The AI Pin That Takes Away Worlds
Why the AI Pin has no chance of replacing the smartphone
The natural world is great—apart from the fact that we all try to escape it every chance we can get. I don’t mean this in a cynical way; it’s simply true. When presented with a stretch of free time, no one willingly sits and does nothing. We distract ourselves with games or media that sweep us off into other worlds. In the past, this often meant reading books or magazines, going to the theater, making up stories, or playing board games. Today, it typically means scrolling social media, reading articles online, playing video games, or watching movies.
This is why the smartphone is so powerful. It’s a single device that serves as a portal to all of these engrossing, semi-immersive experiences. Since the smartphone has been around for a while, it’s common to hear speculation about what might come next. Will it be glasses? Retina implants? Brain implants?
For the folks at the tech startup Humane, the answer is…a pin. Yes, a pin, like the kind you wear on your shirt or coat. Snap it on, and there you go. You can call people, send texts or email, order food, get answers about the weather or the latest news in the world. It even projects visuals onto your palm, and with slight movements, you can do the equivalent of swiping and clicking. And it’s available for $699. Welcome to the phone-free future.
In many respects, the pin is a technological wonder. It’s essentially an AI buddy straight out of a sci-fi movie. But unfortunately for the innovators at Humane, the pin hasn’t gotten the sort of praise they might have expected. Effectively, people don’t really know what to make of it. Kara Swisher called the video promoting the Pin one of the weirdest things she’s ever seen. She added that the device, “didn’t serve any need.” And there are myriad comments about how the experience of using the AI Pin for practical purposes (like searching for nearby restaurants) would be so much worse than the phone.

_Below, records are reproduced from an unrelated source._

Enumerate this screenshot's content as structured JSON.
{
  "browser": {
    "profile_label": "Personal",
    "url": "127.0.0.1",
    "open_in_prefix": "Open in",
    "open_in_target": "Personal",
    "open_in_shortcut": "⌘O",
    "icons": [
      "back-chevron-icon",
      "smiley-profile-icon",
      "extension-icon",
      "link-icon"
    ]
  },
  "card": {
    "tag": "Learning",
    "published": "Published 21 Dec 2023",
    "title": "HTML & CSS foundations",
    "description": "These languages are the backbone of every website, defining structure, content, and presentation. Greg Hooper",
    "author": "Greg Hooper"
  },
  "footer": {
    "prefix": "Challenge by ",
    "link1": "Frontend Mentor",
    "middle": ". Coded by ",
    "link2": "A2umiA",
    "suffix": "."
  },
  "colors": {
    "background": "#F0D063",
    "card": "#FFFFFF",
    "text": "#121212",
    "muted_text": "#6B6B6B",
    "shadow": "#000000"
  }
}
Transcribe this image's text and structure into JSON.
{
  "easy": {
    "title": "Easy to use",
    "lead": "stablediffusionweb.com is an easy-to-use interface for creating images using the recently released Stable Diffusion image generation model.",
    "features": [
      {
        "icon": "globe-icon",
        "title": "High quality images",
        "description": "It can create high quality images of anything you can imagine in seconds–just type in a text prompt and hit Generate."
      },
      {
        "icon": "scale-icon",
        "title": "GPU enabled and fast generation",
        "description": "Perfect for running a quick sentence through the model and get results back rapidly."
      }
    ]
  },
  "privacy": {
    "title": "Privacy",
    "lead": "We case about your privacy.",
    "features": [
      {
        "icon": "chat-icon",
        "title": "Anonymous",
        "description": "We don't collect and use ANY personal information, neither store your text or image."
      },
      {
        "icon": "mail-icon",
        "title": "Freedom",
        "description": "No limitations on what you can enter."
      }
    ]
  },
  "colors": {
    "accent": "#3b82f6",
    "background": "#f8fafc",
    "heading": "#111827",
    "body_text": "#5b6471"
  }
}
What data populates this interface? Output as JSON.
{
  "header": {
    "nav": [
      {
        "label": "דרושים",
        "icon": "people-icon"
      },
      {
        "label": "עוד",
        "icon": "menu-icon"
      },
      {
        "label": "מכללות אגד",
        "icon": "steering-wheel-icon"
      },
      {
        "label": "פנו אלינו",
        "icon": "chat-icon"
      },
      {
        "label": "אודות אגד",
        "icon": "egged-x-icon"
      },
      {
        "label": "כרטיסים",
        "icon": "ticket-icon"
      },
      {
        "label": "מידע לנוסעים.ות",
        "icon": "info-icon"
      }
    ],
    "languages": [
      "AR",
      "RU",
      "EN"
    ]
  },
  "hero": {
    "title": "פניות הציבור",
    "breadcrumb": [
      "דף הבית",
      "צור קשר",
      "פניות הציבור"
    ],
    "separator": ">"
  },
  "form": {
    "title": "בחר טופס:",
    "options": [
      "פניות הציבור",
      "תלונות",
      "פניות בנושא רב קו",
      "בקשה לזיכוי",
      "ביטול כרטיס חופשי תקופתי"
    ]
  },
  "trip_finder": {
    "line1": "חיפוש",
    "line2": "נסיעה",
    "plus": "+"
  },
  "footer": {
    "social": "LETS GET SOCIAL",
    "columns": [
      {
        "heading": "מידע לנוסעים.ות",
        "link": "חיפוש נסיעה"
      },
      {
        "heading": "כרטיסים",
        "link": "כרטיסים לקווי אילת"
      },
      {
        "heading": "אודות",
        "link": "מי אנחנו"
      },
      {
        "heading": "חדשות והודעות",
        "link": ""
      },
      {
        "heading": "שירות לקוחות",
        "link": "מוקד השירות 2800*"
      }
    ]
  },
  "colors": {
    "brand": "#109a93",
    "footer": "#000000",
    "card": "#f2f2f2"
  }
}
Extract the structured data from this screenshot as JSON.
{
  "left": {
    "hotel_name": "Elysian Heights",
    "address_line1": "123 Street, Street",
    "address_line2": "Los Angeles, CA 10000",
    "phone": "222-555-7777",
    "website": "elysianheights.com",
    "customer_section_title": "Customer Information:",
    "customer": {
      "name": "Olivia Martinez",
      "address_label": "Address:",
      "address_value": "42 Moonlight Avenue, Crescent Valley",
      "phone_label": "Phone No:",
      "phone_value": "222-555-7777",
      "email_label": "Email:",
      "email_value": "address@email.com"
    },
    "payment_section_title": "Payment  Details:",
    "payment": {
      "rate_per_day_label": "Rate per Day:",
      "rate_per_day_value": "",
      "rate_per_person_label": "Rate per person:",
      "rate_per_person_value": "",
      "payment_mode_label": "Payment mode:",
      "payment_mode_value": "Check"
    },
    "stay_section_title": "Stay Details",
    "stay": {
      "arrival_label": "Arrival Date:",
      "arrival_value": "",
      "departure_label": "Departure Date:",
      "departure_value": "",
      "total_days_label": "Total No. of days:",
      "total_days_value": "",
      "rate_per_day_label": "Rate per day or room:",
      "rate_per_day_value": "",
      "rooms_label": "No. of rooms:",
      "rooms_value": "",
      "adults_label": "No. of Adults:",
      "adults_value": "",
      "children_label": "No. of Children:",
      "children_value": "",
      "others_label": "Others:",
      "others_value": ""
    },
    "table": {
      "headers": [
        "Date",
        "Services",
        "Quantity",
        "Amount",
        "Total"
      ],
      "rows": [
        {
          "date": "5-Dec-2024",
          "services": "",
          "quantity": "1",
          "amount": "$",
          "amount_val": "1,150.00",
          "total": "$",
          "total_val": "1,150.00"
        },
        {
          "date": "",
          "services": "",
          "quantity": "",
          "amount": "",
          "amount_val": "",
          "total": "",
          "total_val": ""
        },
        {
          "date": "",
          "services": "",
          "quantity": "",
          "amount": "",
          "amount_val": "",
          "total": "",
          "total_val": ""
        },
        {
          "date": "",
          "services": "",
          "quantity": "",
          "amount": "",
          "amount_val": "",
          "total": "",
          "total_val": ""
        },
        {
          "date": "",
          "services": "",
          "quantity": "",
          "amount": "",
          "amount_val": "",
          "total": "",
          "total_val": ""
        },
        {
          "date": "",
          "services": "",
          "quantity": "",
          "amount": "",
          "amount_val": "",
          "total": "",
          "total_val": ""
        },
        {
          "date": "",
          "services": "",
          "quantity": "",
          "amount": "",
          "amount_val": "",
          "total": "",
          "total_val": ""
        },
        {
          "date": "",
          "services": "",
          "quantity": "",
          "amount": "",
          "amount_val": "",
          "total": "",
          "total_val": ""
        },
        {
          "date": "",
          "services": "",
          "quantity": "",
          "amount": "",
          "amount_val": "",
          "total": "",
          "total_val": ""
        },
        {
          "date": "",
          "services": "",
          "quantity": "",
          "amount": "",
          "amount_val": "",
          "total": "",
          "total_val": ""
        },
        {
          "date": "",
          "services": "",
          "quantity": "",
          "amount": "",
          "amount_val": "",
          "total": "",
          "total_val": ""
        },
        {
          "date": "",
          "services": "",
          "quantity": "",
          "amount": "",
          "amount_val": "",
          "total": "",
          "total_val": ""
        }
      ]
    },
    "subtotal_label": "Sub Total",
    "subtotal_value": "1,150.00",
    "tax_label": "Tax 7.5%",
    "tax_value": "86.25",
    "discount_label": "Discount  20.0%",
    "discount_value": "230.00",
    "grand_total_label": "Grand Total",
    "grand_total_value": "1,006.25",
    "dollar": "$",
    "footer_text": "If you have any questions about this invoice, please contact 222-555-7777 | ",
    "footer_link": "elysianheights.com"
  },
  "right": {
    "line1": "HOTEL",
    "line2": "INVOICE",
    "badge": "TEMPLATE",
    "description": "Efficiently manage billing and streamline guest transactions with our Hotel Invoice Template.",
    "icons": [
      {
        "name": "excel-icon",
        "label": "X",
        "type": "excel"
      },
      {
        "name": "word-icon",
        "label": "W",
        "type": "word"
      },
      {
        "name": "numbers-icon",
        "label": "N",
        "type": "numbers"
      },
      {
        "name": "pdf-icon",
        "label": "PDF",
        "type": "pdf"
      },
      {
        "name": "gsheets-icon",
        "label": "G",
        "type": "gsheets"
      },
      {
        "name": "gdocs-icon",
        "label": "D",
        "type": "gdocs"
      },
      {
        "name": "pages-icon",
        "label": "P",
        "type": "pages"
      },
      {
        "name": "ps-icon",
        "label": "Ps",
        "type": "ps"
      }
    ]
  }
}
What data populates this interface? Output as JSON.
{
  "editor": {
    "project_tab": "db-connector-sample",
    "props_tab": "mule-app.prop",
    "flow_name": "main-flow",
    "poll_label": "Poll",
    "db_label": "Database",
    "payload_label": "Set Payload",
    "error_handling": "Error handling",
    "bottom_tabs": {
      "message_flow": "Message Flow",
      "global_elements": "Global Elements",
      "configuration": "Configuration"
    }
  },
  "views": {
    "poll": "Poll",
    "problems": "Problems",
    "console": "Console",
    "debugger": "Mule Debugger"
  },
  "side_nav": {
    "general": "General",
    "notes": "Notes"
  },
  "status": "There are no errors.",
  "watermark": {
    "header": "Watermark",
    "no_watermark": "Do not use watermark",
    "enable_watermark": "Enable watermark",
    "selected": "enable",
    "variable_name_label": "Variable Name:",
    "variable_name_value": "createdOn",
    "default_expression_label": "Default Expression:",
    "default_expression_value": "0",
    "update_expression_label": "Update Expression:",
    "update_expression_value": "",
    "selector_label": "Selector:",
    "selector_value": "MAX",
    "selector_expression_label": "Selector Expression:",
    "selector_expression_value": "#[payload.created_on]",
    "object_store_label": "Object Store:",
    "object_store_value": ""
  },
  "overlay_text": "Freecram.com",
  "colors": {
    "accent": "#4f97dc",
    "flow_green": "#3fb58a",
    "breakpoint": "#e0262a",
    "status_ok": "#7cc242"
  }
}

None of the reviews I’ve seen really zero in on the heart of the issue: The AI Pin can’t possibly replace the smartphone because it isn’t designed to serve as a portal of any kind. It’s not, as Christopher Nolan recently said of the smartphone, a whole world in your pocket. Instead, the Pin is designed to be, effectively, a glorified Alexa. And in the context of looking for a smartphone replacement, no one’s asking for Alexa; we’re asking for a new portal machine.
The AI Pin is a classic case of throwing the baby out with the bathwater. Because the Pin does indeed fix all the problems with the smartphone: it fixes social media addiction, doom-scrolling, Instagram filters, endless exposure to outrage and propaganda. But, in removing these things, it removes the ability to take you anywhere. And when I’m sitting on a train or in the dentist’s office, or wherever, I want to be swept away. I want to be enraptured. Enthralled.
And that’s frankly not too much to ask. Novels have been accomplishing this for centuries. Any new device that comes at the smartphone should at least be able to simulate the fundamental power of text on a page.